The authors embed this learning‑and‑sampling pipeline into the standard MOEA/D loop, preserving the decomposition, neighbourhood, and external archive mechanisms. They also adopt the replacement strategy of Wang et al. (2015) that limits the number of solutions replaced by a new offspring, thereby preventing premature cloning.

Experimental evaluation focuses on a multi‑objective version of the deceptive Trap5 function, a binary problem where each block of five bits contributes a high fitness only when all bits are 1; otherwise the contribution is low. This structure creates strong epistatic interactions that are difficult for algorithms that assume independence. Three algorithmic variants are compared: (1) classic MOEA/D with crossover/mutation, (2) MOEA/D‑GM with univariate models (MOEA/D‑GM‑Uni), and (3) MOEA/D‑GM with tree models (MOEA/D‑GM‑Tree). Performance is measured using Inverted Generational Distance (IGD) and Hypervolume (HV) across 30 independent runs per configuration. Statistical significance is assessed with the Wilcoxon signed‑rank test.

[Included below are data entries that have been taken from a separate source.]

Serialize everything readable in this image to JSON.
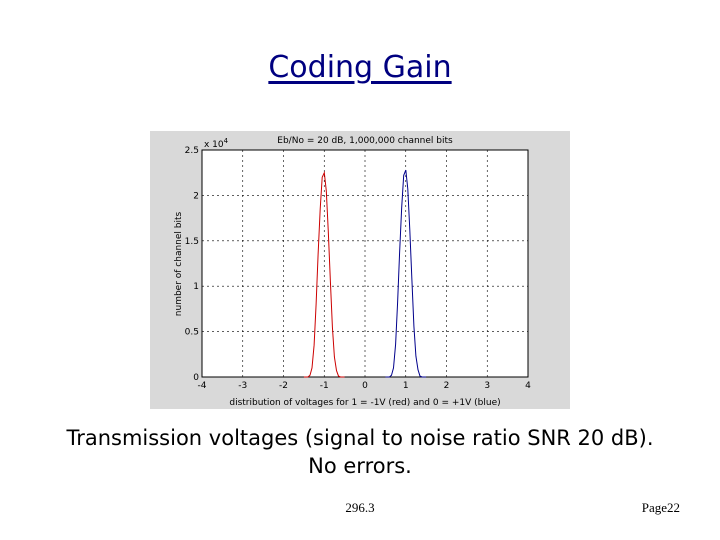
{
  "slide": {
    "title": "Coding Gain",
    "caption_line1": "Transmission voltages (signal to noise ratio SNR 20 dB).",
    "caption_line2": "No errors.",
    "footer_left": "296.3",
    "footer_right": "Page22"
  },
  "chart_data": {
    "type": "line",
    "title": "Eb/No = 20 dB, 1,000,000 channel bits",
    "xlabel": "distribution of voltages for 1 = -1V (red) and 0 = +1V (blue)",
    "ylabel": "number of channel bits",
    "y_multiplier_label": "x 10",
    "y_multiplier_exp": "4",
    "xlim": [
      -4,
      4
    ],
    "ylim": [
      0,
      2.5
    ],
    "xticks": [
      "-4",
      "-3",
      "-2",
      "-1",
      "0",
      "1",
      "2",
      "3",
      "4"
    ],
    "yticks": [
      "0",
      "0.5",
      "1",
      "1.5",
      "2",
      "2.5"
    ],
    "grid": true,
    "series": [
      {
        "color": "#cc0000",
        "x": [
          -1.5,
          -1.4,
          -1.35,
          -1.3,
          -1.25,
          -1.2,
          -1.15,
          -1.1,
          -1.05,
          -1.0,
          -0.95,
          -0.9,
          -0.85,
          -0.8,
          -0.75,
          -0.7,
          -0.65,
          -0.6,
          -0.5
        ],
        "y": [
          0,
          0,
          0.02,
          0.1,
          0.35,
          0.8,
          1.35,
          1.85,
          2.2,
          2.25,
          2.05,
          1.6,
          1.05,
          0.55,
          0.22,
          0.07,
          0.01,
          0,
          0
        ]
      },
      {
        "color": "#00008b",
        "x": [
          0.5,
          0.6,
          0.65,
          0.7,
          0.75,
          0.8,
          0.85,
          0.9,
          0.95,
          1.0,
          1.05,
          1.1,
          1.15,
          1.2,
          1.25,
          1.3,
          1.35,
          1.4,
          1.5
        ],
        "y": [
          0,
          0,
          0.02,
          0.1,
          0.36,
          0.82,
          1.37,
          1.87,
          2.22,
          2.28,
          2.07,
          1.62,
          1.07,
          0.56,
          0.23,
          0.08,
          0.01,
          0,
          0
        ]
      }
    ]
  }
}
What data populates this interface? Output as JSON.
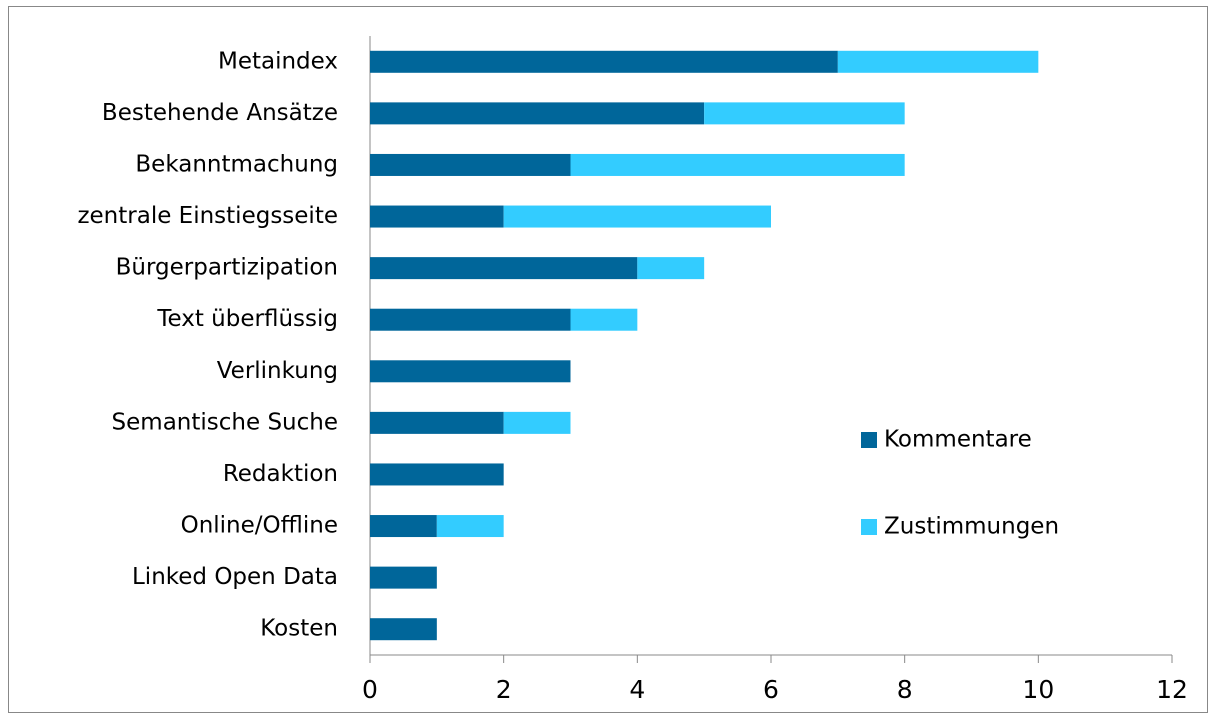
{
  "chart_data": {
    "type": "bar",
    "orientation": "horizontal",
    "stacked": true,
    "categories": [
      "Metaindex",
      "Bestehende Ansätze",
      "Bekanntmachung",
      "zentrale Einstiegsseite",
      "Bürgerpartizipation",
      "Text überflüssig",
      "Verlinkung",
      "Semantische Suche",
      "Redaktion",
      "Online/Offline",
      "Linked Open Data",
      "Kosten"
    ],
    "series": [
      {
        "name": "Kommentare",
        "color": "#00669a",
        "values": [
          7,
          5,
          3,
          2,
          4,
          3,
          3,
          2,
          2,
          1,
          1,
          1
        ]
      },
      {
        "name": "Zustimmungen",
        "color": "#33ccff",
        "values": [
          3,
          3,
          5,
          4,
          1,
          1,
          0,
          1,
          0,
          1,
          0,
          0
        ]
      }
    ],
    "xlim": [
      0,
      12
    ],
    "xticks": [
      0,
      2,
      4,
      6,
      8,
      10,
      12
    ],
    "grid": false,
    "legend": "right"
  }
}
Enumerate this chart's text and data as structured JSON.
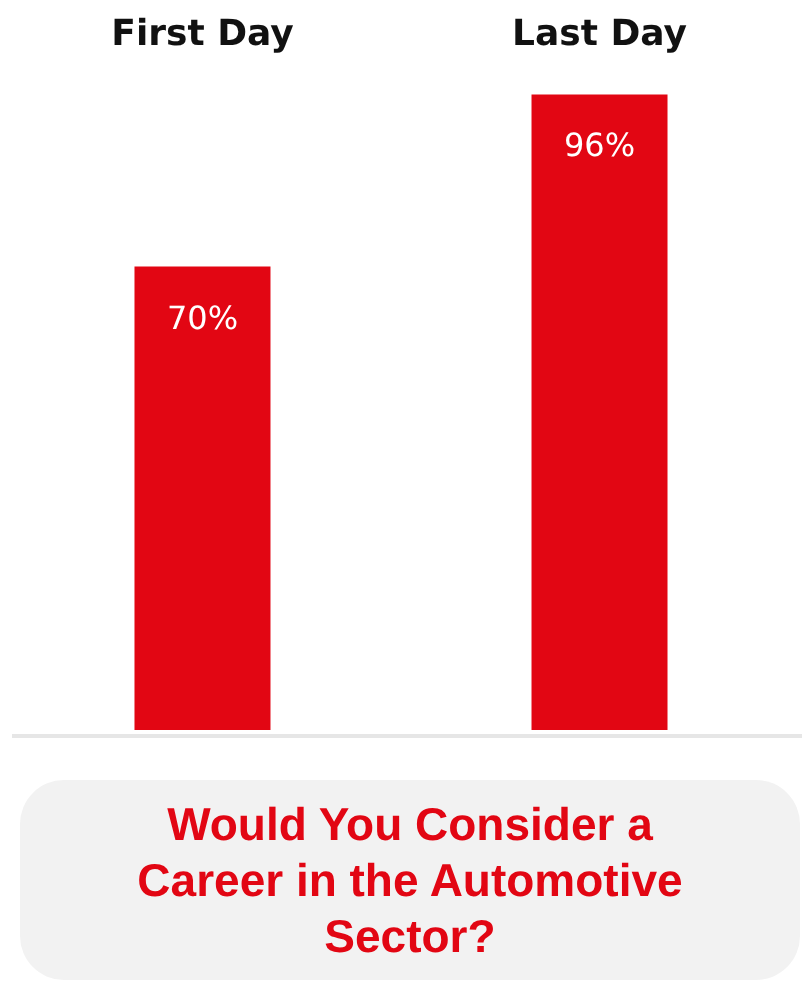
{
  "chart_data": {
    "type": "bar",
    "title": "Would You Consider a Career in the Automotive Sector?",
    "categories": [
      "First Day",
      "Last Day"
    ],
    "values": [
      70,
      96
    ],
    "value_labels": [
      "70%",
      "96%"
    ],
    "color": "#e20613",
    "grid": false
  }
}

Results show that MOEA/D‑GM‑Tree consistently achieves lower IGD and higher HV than both baselines. The tree model successfully captures the pairwise dependencies inherent in the Trap5 landscape, guiding the search toward the true Pareto front while maintaining diversity. The univariate model performs similarly to, or slightly worse than, the classic MOEA/D, confirming that ignoring dependencies hampers progress on deceptive problems. Computational overhead of learning the mutual‑information matrix (O(n²) where n is the number of variables) and constructing the tree is modest; overall runtime remains comparable to the baseline because model‑based sampling is cheap relative to crossover and mutation.

The paper positions MOEA/D‑GM as one of the first frameworks that couples decomposition‑based multi‑objective optimization with Estimation‑of‑Distribution Algorithms (EDAs) on a per‑sub‑problem basis. By allowing each sub‑problem to learn its own tailored graphical model, the approach can adapt to heterogeneous structures across the weight‑vector space. The authors discuss related work, noting that prior MOEA/D‑based EDAs have largely relied on univariate models and therefore could not exploit epistatic information.

Future research directions include extending the framework to richer PGMs such as Bayesian networks or Markov random fields, handling continuous or mixed‑type variables, dynamically adapting neighbourhood size and weight vectors, and scaling to many‑objective scenarios (more than three objectives). The authors also suggest investigating hybridization with local search and parallel implementations to further improve efficiency.

In summary, MOEA/D‑GM demonstrates that incorporating probabilistic graphical models—particularly tree‑structured models derived from mutual information—into the MOEA/D paradigm yields substantial gains on deceptive combinatorial multi‑objective problems. The work provides both theoretical insight into the benefits of modeling variable dependencies and practical evidence of improved convergence and diversity, opening a promising avenue for advanced multi‑objective evolutionary optimization.